Why cannot we use empirical risk minimization for OOD, let’s say that we obtain a single dataset that contains samples sampled from \(x,y \sim p(x,y \\| e) p(e)\) ? While this would lead to a predictor that would be optimal in the sense of average performance across environments, we can construct \(p(e)\) such that it has low density in areas of very bad performance, hence no attributing to the expected risk a lot, but when sampled would lead to disastrous predictions.

When is ERM the best thing that we can do in this case? If the data is meta-iid, we don’t have any knowledge about the structure of the data.

Robust Optimization

Attempts to minimize the objective

\[\begin{equation} R^{rob}(f) = \max R^e(f) - r_e \end{equation}\]

\(r_e\) is one of our optimization variables that we set specifically to the environment. Intuitively, we would want \(r_e\) to be big when we have a very stochastic environment where our predictor cannot perform well. One possible option for setting \(r_e\) is the variance of the targets for example. This is one of the ways to achieve distributional robustness, ie. optimizing the objective that we previously mentioned.

It has been shown that this is equivalent to minimizing a weighted sum over training environment risks.

Methods based on robust optimization can’t deal well with the situations when there are large spurious correlations it will associate large weights to these environments, because of the linear mix.

Invariant prediction, finding a feature mapping \(\Phi(x)\) that is going to cause the predictive density \(p(y | x)\) to be invariant across environments.

Connections to Causality

Causality has often been defined as having the central property of invariance under intervention. Another way of looking at it is the ever reoccurring assumptions of independence and invariance of mechanisms.
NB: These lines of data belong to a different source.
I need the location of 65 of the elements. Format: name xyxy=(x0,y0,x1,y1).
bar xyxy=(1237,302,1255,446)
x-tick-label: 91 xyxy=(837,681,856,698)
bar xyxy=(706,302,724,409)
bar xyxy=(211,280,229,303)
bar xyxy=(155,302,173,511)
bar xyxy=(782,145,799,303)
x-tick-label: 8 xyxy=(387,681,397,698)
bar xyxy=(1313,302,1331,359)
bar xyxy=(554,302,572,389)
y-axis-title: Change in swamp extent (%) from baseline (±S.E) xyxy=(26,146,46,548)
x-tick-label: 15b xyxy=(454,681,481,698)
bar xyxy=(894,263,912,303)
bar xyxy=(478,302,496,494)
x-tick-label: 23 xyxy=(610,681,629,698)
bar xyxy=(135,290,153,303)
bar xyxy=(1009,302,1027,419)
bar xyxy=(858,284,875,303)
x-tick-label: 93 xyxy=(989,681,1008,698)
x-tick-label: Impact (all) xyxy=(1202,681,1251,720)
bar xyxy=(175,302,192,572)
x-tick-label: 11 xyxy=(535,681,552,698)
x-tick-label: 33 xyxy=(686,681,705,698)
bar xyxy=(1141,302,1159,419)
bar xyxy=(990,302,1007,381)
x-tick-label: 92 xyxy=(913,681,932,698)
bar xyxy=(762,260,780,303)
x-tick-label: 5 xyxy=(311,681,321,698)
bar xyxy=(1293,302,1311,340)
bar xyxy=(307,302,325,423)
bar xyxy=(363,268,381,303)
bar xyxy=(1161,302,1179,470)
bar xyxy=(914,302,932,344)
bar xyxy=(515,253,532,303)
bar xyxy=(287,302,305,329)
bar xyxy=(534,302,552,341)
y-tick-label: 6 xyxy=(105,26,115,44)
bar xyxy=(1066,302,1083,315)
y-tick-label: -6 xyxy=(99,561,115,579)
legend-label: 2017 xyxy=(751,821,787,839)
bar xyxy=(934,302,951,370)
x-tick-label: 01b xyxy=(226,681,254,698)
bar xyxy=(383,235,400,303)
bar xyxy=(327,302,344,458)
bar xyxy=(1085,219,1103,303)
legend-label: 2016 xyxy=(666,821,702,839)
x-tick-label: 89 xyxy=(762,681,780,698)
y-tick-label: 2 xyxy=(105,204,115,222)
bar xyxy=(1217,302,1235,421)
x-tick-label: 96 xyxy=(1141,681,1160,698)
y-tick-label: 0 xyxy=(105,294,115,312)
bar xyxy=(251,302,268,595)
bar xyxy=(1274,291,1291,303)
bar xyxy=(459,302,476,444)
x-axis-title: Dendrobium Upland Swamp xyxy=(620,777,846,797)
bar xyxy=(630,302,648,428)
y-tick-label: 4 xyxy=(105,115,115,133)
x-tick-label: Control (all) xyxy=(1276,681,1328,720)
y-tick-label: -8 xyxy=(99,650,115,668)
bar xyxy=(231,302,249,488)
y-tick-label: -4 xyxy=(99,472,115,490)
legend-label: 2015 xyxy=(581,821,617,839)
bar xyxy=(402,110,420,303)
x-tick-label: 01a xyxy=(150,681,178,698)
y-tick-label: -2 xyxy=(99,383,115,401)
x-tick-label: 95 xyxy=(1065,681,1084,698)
The concept of environments that is often used in OOD generalization literature is intimately connected to the concept of intervention in causality. By intervening we are setting a certain value to a random variable (a factor that varies across environments), and therefore are changing the data generating distribution, which results in a change of the structural equation model, ie we obtain the interventional structural equation model which encodes the interventional distribution.

In certain circumstances, invariance causality and OOD generalization are equivalent. Martin Arjovsky in his thesis makes a hint at the need of redefining what we want, although a causal model might be out of our reach (it is hard to define a graph between raw data), thinking about invariance might be more useful in terms of the goal of having models that perform well.